The two American officials traveling with Mr. Rumsfeld said Mr. Chávez, sometimes with Cuban help, was quietly backing leftist movements in Bolivia and elsewhere in the region. The officials asked not to be identified because they were in the midst of discussions with governments in the region.

Coupled with chronic problems in Latin America of corruption, drug trafficking and gang violence, they said the efforts of Mr. Chávez and Mr. Castro were raising the threat of rising instability, the officials said.

Social protests in Bolivia have forced two presidents to step down in the last two years, and with a presidential election scheduled for December, American officials fear new instability.

"There certainly is evidence that both Cuba and Venezuela have been involved in the situation in Bolivia in unhelpful ways," Mr. Rumsfeld told reporters traveling with him this week.

Mr. Toledo voiced cautious concern when reporters asked if he shared the American view toward Venezuela's and Cuba's activities in the hemisphere. "I would like to express my concern," he said. "This is a shared responsibility in the region of trying to build and establish a democracy."

But Mr. Toledo appeared more interested in obtaining a free trade agreement with the United States to bolster his sagging political fortunes. Peruvian officials are also concerned about a resurgence in coca production in the last year and are worried about proposals in Congress to cut their anti-drug aid. Mr. Toledo and Mr. Rumsfeld said that the narcotics issue had been discussed in their meetings.

After ignoring the fiery Mr. Chávez for much of 2004, the Bush administration has been trying since earlier this year to find ways to isolate him. Mr. Chávez says his country poses no threat to the region and has accused the United States of trying to isolate Venezuela.

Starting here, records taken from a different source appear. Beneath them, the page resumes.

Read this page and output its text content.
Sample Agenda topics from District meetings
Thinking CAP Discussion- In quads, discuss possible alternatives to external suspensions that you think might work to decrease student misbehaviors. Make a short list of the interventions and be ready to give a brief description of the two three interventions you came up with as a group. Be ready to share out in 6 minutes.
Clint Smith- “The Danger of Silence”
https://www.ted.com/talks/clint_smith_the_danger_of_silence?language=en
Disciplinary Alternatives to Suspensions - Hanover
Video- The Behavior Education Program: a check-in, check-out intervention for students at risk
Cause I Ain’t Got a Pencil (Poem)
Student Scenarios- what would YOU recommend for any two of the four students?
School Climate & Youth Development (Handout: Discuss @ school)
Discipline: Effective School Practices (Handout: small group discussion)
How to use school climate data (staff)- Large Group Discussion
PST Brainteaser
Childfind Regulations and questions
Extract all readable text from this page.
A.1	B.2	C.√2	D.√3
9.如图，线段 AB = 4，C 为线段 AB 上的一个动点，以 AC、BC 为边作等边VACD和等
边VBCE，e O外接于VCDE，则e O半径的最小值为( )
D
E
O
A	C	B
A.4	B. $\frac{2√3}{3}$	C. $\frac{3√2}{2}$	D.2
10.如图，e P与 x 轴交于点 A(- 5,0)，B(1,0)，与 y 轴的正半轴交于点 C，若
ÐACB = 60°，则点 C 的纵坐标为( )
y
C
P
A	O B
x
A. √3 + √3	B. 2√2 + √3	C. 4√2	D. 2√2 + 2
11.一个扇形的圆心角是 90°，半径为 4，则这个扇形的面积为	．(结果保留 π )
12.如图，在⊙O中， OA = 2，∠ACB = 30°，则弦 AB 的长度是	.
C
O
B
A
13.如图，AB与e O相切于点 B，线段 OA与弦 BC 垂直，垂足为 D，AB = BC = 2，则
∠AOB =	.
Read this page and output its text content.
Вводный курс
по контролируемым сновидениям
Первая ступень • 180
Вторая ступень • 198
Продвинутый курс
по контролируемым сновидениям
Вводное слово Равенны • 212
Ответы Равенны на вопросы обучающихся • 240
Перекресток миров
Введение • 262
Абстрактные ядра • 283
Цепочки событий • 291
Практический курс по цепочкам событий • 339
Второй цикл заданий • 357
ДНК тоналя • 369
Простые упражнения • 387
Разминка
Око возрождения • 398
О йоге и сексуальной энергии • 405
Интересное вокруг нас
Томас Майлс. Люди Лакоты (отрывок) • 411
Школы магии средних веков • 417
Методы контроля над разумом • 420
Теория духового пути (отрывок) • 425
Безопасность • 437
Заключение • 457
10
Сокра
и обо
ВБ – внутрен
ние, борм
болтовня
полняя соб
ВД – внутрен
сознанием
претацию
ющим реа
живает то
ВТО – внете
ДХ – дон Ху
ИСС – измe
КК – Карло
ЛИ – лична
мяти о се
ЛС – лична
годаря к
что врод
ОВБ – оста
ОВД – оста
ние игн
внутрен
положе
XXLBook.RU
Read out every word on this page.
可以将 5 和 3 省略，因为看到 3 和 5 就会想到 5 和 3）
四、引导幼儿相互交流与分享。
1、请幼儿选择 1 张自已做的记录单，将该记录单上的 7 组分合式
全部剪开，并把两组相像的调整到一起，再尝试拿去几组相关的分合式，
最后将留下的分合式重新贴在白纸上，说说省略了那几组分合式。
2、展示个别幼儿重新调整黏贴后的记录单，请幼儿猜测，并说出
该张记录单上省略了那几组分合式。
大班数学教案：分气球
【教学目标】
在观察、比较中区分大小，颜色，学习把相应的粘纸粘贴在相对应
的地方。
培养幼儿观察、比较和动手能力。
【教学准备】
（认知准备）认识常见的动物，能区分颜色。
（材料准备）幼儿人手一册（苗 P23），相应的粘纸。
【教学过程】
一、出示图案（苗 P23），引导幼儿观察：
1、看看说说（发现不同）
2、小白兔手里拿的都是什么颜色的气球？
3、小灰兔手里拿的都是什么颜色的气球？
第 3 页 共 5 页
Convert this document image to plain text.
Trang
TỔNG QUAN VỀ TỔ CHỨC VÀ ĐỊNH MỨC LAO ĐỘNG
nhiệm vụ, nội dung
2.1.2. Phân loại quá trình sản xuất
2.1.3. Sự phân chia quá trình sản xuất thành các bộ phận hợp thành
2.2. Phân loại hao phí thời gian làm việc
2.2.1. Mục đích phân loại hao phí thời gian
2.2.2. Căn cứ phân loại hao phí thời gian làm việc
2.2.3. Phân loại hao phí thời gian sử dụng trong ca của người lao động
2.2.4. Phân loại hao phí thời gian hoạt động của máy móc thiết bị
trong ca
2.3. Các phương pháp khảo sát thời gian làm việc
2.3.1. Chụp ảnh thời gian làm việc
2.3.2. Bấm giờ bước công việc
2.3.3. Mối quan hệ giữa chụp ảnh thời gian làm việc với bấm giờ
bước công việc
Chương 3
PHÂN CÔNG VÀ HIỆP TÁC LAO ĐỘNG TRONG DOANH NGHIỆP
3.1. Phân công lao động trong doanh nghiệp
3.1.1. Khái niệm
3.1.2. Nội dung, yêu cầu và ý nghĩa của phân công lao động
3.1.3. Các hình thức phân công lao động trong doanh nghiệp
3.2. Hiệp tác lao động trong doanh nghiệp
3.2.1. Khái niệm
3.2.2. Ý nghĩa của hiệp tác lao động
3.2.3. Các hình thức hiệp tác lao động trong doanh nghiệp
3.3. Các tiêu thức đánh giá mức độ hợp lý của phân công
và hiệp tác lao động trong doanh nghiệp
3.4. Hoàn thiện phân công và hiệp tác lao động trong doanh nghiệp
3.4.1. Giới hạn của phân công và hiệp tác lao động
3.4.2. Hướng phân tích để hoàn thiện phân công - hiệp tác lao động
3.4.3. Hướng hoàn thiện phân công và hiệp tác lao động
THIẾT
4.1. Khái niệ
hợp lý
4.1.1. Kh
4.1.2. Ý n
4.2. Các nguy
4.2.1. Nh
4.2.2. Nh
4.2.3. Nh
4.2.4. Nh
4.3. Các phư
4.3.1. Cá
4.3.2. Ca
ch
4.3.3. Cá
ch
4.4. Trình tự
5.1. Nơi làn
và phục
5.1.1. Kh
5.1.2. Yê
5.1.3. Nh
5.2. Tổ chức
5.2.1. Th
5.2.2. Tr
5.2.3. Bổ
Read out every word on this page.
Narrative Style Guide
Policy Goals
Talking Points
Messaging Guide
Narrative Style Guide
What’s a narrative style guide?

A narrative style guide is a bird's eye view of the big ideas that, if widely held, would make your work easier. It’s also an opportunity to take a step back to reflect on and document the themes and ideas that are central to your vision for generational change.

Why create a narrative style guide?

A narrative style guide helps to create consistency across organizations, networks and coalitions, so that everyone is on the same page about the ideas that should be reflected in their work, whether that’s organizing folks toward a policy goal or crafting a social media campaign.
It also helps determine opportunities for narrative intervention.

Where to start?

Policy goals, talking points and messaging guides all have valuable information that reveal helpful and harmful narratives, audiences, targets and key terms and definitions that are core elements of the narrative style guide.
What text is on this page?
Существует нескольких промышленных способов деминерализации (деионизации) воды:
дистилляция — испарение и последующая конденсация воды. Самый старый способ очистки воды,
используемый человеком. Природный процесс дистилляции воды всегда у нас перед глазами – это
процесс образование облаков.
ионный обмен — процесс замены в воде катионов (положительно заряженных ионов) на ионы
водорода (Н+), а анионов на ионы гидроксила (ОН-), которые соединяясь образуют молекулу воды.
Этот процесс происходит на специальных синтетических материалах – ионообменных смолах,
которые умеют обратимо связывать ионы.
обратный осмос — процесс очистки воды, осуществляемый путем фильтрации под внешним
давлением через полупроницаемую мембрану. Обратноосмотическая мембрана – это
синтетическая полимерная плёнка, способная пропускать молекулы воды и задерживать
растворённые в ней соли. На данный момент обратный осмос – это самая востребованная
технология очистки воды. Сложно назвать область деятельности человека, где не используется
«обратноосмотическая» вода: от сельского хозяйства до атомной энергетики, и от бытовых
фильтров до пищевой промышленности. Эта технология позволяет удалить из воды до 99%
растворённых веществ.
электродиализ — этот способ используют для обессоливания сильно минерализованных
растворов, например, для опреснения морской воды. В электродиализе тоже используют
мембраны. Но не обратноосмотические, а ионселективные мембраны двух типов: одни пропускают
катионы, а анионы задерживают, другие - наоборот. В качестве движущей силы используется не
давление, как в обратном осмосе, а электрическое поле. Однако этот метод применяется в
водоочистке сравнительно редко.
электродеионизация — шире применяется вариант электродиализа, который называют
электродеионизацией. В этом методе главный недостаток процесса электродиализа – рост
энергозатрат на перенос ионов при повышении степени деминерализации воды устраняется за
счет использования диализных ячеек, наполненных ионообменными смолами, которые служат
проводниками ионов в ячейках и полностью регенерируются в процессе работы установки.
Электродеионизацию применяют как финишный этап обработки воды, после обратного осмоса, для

The governments of many of the biggest countries in the area are left-leaning themselves and see little benefit to confronting Venezuela, a major oil producer, or Cuba. Some are as skeptical of Washington's warnings about Mr. Chávez fomenting unrest as they were about its admonitions a year ago that Islamic militants were a serious threat.

"A guy who seemed like a comic figure a year ago is turning into a real strategic menace, but we can't respond to this alone," said a senior Defense Department official traveling with Mr. Rumsfeld.

That explains why Mr. Rumsfeld chose to go to Paraguay and Peru, neither of which had been visited by an American defense secretary before. A senior Defense Department official said both countries shared the Bush administration's view of Mr. Chávez.

President Nicanor Duarte Frutos of Paraguay, who met with Mr. Rumsfeld on Tuesday, recently ordered 700 Cuban doctors to leave his country after indications that they were involved in antigovernment activities, a senior American official said.

But close dealings with the American military remain controversial in much of the region. And there was at least some evidence that the American campaign against terrorism had worsened Latin Americans' longstanding fears of United States military intervention.

In a stop at the Pantheon of Heroes, Paraguay's shrine to its military leaders, Mr. Rumsfeld was met by a small but vocal band of 50 young protesters holding a sign that read "No to the Yankee troops" and displaying photos of American prisoner abuse at Abu Ghraib. Behind a line of police officers in riot gear, the protesters chanted, "Murderer, murderer" as Mr. Rumsfeld stood at attention while a military band played "The Star-Spangled Banner."